Dwa lata więzienia grozi 25-letniemu kierowcy BMW, który w niedzielę spowodował po pijanemu kolizję na al. Sikorskiego w Rzeszowie. Mężczyzna miał w organizmie ponad 2 promile alkoholu. Zatrzymał go świadek.
Do zdarzenia doszło około godziny 11:30. Jak poinformował Adam Szeląg, rzecznik rzeszowskiej policji, kierowca BMW jechał lewym pasem ruchu w kierunku al. Rejtana.
– Gwałtownie zmienił pas ruch i najechał na tył jadącego w tym samym kierunku, prawym pasem, kierującego toyotą. W wyniku zderzenia toyota została zepchnięta z drogi – relacjonuje Adam Szeląg.

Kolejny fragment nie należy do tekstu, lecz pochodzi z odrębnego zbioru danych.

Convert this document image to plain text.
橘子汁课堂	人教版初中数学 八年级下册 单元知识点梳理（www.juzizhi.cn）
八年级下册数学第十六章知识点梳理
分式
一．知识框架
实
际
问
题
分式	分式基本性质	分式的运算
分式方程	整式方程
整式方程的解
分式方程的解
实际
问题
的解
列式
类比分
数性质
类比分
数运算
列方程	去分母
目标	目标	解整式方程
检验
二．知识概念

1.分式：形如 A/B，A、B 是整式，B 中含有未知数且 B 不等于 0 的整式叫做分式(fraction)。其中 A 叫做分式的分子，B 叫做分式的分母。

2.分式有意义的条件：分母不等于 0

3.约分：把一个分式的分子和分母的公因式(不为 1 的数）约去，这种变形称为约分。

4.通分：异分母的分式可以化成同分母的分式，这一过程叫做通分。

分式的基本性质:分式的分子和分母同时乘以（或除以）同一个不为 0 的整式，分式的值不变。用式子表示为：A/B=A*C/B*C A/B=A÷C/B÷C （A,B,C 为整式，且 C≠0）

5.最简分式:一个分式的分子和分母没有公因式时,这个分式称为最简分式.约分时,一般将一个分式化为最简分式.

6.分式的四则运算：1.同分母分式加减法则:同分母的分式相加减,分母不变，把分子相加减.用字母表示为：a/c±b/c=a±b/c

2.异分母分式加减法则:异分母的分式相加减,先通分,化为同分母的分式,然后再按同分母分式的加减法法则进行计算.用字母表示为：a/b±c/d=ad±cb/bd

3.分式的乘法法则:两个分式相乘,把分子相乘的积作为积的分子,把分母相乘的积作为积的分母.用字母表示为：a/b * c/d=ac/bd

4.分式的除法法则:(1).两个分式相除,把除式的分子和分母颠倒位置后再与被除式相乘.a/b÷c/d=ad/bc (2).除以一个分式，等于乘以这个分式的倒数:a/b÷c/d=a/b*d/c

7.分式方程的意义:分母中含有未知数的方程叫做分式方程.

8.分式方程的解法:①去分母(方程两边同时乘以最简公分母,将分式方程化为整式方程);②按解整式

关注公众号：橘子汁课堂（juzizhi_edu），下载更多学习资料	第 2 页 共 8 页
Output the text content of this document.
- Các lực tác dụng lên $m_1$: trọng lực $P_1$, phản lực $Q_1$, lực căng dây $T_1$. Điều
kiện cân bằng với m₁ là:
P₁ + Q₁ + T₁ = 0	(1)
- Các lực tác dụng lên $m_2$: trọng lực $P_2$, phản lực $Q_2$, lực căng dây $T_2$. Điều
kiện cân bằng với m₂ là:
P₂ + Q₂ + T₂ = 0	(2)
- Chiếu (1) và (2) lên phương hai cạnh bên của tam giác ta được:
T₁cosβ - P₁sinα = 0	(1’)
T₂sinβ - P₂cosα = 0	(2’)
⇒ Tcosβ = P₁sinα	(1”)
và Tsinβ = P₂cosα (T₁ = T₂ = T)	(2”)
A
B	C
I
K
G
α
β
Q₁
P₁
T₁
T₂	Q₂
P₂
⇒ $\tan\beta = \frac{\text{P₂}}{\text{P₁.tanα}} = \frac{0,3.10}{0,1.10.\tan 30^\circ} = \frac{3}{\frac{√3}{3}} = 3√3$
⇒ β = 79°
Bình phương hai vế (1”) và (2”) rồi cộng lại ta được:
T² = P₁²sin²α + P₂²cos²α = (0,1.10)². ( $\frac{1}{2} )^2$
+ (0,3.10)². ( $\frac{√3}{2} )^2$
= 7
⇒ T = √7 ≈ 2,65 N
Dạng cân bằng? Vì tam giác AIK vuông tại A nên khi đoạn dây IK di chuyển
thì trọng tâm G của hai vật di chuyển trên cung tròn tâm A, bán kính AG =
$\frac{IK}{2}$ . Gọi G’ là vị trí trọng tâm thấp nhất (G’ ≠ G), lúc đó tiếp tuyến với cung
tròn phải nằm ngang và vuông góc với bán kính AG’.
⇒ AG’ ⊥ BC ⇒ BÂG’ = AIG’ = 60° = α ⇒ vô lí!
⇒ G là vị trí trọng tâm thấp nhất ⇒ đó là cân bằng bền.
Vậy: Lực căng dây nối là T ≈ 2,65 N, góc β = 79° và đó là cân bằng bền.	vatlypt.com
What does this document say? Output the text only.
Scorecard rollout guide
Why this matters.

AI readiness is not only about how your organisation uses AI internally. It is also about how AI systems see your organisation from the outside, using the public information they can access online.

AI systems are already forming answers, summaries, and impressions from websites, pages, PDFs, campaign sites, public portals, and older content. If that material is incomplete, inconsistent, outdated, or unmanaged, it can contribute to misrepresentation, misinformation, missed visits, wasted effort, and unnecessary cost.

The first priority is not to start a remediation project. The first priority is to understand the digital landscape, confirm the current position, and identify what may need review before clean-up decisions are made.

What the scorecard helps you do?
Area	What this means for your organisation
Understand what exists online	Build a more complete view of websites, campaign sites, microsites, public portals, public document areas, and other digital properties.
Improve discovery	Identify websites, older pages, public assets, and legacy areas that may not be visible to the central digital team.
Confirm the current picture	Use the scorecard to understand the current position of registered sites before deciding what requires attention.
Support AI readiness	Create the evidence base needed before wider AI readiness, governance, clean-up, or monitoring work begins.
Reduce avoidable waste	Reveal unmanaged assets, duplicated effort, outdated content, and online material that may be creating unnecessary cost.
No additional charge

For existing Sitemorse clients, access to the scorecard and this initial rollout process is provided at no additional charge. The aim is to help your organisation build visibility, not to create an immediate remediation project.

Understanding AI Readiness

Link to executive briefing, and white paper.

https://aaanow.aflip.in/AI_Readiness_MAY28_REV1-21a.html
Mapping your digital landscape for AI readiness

Po zderzeniu kierowca BMW odjechał. Za nim pojechał 36-letni mieszkaniec Rzeszowa – świadek kolizji. Sprawcę zatrzymał kilkadziesiąt metrów dalej i uniemożliwił mu dalszą jazdę. Jak się okazało, za kierownicą BMW siedział 25-letni mieszkaniec podrzeszowskiej gminy Chmielnik.
Policjanci, którzy zostali wezwani, najpierw upewnili się, że w zdarzeniu nikomu nic się nie stało, a potem sprawdzili stan trzeźwości 25-latka. Badanie wykazało, że kierowca BMW miał ponad 2 promile alkoholu w organizmie. Policjanci zatrzymali mu prawo jazdy oraz dowód rejestracyjny samochodu.
Po wykonania czynności mężczyzna został przekazany pod opiekę rodziny. Kierowca BMW odpowie teraz za kierowanie samochodem w stanie nietrzeźwości oraz spowodowanie kolizji.